A few senators must have finally had enough on one of their many flights to and from their home districts.

Last week, a bill was introduced that would "forbid airlines from imposing ridiculous fees" — specifically, the baggage and changed reservation fees that have become a staple for many large airlines.

If such a bill actually made it into law, what would it mean for airline companies? As much as 15 percent of some carriers' total operating revenue comes from just those two fees (not counting all the other fees that travelers may end up paying), according to Bureau of Transportation Statistics data. Low-cost airlines like Spirit Airlines and Allegiant Air are especially reliant on those revenue sources.

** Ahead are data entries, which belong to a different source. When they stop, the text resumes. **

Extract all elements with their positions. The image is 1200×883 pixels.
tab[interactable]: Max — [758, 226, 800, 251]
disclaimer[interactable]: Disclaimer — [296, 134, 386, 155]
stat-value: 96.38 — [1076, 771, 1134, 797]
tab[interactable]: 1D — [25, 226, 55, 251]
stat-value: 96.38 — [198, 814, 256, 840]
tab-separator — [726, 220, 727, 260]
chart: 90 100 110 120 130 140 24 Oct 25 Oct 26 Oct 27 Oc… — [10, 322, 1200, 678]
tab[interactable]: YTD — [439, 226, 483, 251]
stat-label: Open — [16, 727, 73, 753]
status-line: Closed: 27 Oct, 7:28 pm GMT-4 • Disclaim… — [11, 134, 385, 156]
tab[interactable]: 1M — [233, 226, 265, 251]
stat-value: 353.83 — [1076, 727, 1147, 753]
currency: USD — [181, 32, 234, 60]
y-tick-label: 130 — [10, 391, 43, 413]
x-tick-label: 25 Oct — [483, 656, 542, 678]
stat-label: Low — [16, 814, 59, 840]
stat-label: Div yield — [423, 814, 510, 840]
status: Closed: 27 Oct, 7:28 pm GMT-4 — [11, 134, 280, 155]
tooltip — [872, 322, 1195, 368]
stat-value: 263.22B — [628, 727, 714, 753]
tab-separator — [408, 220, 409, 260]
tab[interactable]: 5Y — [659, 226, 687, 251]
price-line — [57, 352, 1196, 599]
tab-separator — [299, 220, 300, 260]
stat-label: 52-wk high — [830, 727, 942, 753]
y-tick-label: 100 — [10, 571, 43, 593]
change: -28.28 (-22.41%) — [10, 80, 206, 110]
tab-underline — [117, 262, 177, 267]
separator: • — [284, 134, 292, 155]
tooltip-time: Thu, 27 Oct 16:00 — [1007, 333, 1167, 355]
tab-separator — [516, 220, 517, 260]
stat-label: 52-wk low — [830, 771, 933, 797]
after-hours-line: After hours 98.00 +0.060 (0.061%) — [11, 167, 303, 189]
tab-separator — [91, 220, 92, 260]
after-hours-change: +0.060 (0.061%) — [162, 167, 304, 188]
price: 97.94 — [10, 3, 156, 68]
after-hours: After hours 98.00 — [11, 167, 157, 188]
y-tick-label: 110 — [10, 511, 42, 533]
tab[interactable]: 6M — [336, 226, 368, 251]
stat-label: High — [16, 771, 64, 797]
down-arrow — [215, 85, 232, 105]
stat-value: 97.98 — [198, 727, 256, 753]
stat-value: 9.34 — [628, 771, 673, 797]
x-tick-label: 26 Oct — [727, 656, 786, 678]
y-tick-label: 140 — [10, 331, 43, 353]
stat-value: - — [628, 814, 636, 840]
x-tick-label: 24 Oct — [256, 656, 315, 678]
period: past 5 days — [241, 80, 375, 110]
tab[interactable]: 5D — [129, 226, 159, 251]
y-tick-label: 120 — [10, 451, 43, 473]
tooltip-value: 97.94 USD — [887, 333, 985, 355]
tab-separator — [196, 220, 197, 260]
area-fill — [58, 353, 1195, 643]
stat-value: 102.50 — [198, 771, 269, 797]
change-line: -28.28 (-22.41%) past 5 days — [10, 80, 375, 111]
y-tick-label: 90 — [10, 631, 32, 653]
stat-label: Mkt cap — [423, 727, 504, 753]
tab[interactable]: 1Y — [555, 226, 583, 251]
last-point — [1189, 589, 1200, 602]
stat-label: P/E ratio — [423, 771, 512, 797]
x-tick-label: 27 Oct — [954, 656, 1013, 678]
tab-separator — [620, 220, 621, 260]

That wasn't always the case. Before 2009, those fees were a negligible part of most carriers' revenue. Today, airline profits would suffer if those fees disappeared.

From 2007 to 2014, "ancillary fees" in total (including other services like priority boarding and Wi-Fi) increased 1,400 percent, according to a report released last year by the Senate Committee on Commerce, Science and Transportation.

The industry trade group Airlines for America said the bill "seeks to reregulate airline industry pricing and service provisions, which were successfully deregulated in 1978."

The shift in how customers are charged for baggage started at low-cost carriers like Spirit in the late 2000s. It didn't take long for the larger carriers to also charge for checked bags and for reservation cancellation fees. Today, ancillary fees are worth tens of billions in revenue.

While airlines often argue that the unbundling of services offers customers more control over their flight costs, the new revenue sources also have been profit drivers for the low-margin airline industry.

The proposed legislation would require that fees be proportional to the related costs. But it's hard to estimate how overblown those fees currently are without detailed data from the companies. Here's how each airline's operating profit compares to its fee revenue over the last two years (Q4 2013 to Q3 2015):

Even a modest decrease in fees would have a substantial impact on the bottom line for low-cost companies like Spirit Airlines, Allegiant Air, Frontier and Virgin America. Sun Country Airlines could stop being profitable if its fees were reduced.

Spirit uses a sliding scale ranging from about $30 for the first bag during online booking to $100 at the gate. Southwest is the only airline that still offers free checked bags and free cancellation. Jet Blue started charging fees for travelers' first bags last summer.

It's probably unlikely that the bill's backers will be able to push airline regulation of this sort through Congress, and if they did carriers would likely raise base fares to make up the losses. The average inflation-adjusted airfare is up 14 percent since 2009, as high consumer demand continues to outweigh huge savings on jet fuel, according to Bureau of Transportation Statistics domestic flight data.